Antisipasi Cuaca Ekstrem, DLH Surabaya Siaga Tujuh Rayon
Petugas DLH Kota Surabaya melakukan perantingan pohon di sejumlah taman sudut kota sebagai antisipasi cuaca ekstrem.--
SURABAYA, MEMORANDUM.DISWAY.ID – Menghadapi ancaman cuaca ekstrem yang diprediksi berlangsung hingga pertengahan Maret 2026, Pemerintah Kota (Pemkot) Surabaya melalui Dinas Lingkungan Hidup (DLH) menyiagakan personel di tujuh rayon taman yang tersebar di seluruh wilayah kota.

Mini Kidi Wipes.--
Langkah tersebut diambil menyusul hujan lebat disertai angin kencang dalam beberapa hari terakhir yang berdampak di sejumlah kawasan, terutama Surabaya Pusat dan Timur.
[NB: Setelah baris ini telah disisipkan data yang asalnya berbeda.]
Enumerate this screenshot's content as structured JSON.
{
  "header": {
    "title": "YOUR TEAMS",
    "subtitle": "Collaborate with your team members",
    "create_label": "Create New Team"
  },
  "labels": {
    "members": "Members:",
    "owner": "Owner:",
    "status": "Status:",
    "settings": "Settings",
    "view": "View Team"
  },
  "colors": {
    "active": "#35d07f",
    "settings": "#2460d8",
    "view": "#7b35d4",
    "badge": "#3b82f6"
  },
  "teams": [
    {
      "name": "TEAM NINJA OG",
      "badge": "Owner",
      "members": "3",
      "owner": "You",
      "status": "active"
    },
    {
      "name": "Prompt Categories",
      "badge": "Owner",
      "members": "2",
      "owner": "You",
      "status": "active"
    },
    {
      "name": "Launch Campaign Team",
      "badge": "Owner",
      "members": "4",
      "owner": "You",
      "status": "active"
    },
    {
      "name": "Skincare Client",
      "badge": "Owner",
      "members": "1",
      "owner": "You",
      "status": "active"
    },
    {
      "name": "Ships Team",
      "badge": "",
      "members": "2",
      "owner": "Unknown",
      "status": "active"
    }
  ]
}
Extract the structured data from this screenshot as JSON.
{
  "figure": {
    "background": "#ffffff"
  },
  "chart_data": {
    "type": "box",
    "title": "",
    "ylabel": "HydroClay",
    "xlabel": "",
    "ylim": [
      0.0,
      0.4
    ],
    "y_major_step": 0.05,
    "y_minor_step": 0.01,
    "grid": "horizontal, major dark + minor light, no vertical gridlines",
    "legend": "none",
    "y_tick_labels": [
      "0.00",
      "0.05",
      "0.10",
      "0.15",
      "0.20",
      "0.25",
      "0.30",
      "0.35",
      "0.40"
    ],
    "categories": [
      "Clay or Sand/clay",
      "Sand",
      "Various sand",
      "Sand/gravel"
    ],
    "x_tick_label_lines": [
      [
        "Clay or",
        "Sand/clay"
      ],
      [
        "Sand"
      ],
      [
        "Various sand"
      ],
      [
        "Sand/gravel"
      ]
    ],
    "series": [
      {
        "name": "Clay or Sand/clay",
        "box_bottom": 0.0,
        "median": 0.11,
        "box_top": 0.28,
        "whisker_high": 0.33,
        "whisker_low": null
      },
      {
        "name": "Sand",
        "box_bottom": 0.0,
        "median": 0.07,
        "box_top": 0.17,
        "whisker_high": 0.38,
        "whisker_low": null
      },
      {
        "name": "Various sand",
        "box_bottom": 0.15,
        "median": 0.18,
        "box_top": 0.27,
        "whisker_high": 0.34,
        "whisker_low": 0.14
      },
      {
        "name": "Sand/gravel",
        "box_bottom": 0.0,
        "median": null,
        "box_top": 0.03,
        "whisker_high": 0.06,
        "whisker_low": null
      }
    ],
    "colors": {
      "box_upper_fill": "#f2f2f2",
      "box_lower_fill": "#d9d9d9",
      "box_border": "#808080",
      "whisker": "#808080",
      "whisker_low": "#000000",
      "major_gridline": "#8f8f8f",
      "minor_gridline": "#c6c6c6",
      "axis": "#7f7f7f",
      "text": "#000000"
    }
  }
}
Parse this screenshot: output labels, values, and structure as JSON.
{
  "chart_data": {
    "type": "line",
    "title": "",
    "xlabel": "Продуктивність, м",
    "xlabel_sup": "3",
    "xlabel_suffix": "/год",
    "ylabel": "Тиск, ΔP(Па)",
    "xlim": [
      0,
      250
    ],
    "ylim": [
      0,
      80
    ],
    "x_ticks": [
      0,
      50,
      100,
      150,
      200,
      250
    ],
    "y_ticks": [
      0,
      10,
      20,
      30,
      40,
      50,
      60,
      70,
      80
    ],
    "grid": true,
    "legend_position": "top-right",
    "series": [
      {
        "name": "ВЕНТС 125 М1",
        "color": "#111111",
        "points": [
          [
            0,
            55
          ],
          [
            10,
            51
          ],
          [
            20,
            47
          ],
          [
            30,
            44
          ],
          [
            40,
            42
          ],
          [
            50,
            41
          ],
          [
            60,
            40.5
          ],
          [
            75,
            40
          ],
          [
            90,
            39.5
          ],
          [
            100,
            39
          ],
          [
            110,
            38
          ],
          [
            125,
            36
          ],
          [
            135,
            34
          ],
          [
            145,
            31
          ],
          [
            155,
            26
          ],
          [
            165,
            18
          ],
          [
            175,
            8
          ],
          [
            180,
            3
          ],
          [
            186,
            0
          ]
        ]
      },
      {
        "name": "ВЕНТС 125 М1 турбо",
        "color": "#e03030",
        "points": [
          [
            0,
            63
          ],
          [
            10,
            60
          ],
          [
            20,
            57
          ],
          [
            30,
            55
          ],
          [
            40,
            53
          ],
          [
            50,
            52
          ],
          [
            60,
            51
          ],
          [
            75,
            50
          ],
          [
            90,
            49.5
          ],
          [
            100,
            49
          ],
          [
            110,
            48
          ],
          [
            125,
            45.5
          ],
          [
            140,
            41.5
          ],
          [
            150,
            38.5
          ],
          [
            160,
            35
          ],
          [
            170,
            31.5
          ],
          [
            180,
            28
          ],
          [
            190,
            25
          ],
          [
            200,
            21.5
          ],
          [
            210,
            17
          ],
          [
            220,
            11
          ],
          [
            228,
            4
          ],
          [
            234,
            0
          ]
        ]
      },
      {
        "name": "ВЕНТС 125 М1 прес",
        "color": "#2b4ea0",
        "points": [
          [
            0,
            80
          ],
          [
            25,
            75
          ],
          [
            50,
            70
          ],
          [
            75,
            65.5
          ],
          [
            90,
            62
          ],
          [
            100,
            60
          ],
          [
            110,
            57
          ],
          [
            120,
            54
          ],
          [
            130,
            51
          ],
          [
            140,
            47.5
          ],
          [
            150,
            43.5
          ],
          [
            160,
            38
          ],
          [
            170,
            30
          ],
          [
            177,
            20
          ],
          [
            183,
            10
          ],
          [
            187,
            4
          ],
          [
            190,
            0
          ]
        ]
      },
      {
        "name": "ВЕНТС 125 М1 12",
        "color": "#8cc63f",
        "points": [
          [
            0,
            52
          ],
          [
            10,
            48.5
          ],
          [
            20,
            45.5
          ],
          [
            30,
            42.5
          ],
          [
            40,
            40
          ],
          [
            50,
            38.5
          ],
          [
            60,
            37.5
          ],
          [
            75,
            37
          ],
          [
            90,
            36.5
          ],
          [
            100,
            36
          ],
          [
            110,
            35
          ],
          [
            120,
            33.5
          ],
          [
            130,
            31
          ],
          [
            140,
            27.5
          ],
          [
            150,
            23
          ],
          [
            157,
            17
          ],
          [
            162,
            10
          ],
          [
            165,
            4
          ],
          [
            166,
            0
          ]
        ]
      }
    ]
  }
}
Beberapa pohon trembesi di Jalan Diponegoro hingga kawasan Tambaksari dilaporkan tumbang dan sempat menimpa kendaraan serta mengganggu arus lalu lintas.
Kepala DLH Kota Surabaya Dedik Irianto menjelaskan, pembagian tujuh rayon bertujuan mempercepat waktu respons ketika terjadi pohon tumbang atau dahan patah.
BACA JUGA:DLH Surabaya Tegaskan Parkir Area Makam Gratis, Warga Diminta Tolak Pungli
“Sesuai arahan Pak Wali Kota Eri Cahyadi, seluruh peralatan sudah standby. Mulai dari mesin senso yang sudah diasah hingga armada tangki penyedot genangan. Jika hujan lebat, prioritas kami dua, kalau banjir kita sedot, kalau ada pohon tumbang tim senso langsung terjun,” ujarnya, Selasa 3 Maret 2026.
Dedik memastikan tidak ada korban jiwa dalam kejadian pohon tumbang sebelumnya, meski terdapat kendaraan yang mengalami kerusakan. Proses evakuasi dilakukan bersama BPBD dan Dinas Pemadam Kebakaran dan Penyelamatan (DPKP) Surabaya.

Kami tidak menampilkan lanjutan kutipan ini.